Background: Chimeric antigen receptor T-cell (CAR-T) therapy has revolutionised the treatment of relapsed/refractory diffuse large B-cell lymphoma (r/r DLBCL). Still, it can lead to severe immunosuppression and late-onset complications. We report a rare case of mucormycosis-related cavernous sinus orbital apex syndrome (CSOAS) in a patient with r/r DLBCL who developed prolonged pancytopenia after receiving anti-CD19 CAR-T therapy.

Case Presentation: A patient with r/r DLBCL received anti-CD19 CAR-T therapy and subsequently developed prolonged pancytopenia. The patient was initially treated with a combination of amphotericin B and isavuconazole, but amphotericin B was discontinued due to nephrotoxicity before reaching the target dose (30 mg/day). Surgical removal of the lesions and drainage of the sinuses was performed, and the patient continued on isavuconazole. Supportive treatments, including granulocyte colony-stimulating factor and eltrombopag, were administered.

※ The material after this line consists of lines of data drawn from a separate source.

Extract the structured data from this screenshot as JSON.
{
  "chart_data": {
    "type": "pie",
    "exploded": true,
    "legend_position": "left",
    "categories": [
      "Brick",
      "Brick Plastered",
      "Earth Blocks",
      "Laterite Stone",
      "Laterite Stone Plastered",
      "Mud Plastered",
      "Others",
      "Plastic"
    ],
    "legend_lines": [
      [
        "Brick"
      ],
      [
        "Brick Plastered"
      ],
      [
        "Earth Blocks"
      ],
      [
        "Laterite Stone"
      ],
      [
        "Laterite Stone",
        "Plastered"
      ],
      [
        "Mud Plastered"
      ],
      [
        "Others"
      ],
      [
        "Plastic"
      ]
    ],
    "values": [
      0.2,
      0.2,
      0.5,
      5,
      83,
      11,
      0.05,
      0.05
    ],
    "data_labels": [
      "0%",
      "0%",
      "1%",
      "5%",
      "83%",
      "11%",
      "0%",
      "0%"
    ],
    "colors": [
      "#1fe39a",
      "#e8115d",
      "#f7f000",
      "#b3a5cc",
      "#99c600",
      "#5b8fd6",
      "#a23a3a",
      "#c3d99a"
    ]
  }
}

Results: After surgery, the patient's fever and facial oedema resolved, and their vision improved. Blood cell counts normalised (white blood cell 4–11 × 109/L) 1 week later.

Conclusion: This case represents one of the first reports of mucormycosis-associated CSOAS following CAR-T therapy successfully managed despite challenges with antifungal treatment. It underscores the importance of dynamic infection surveillance and multidisciplinary intervention in managing rare and life-threatening post-CAR-T complications.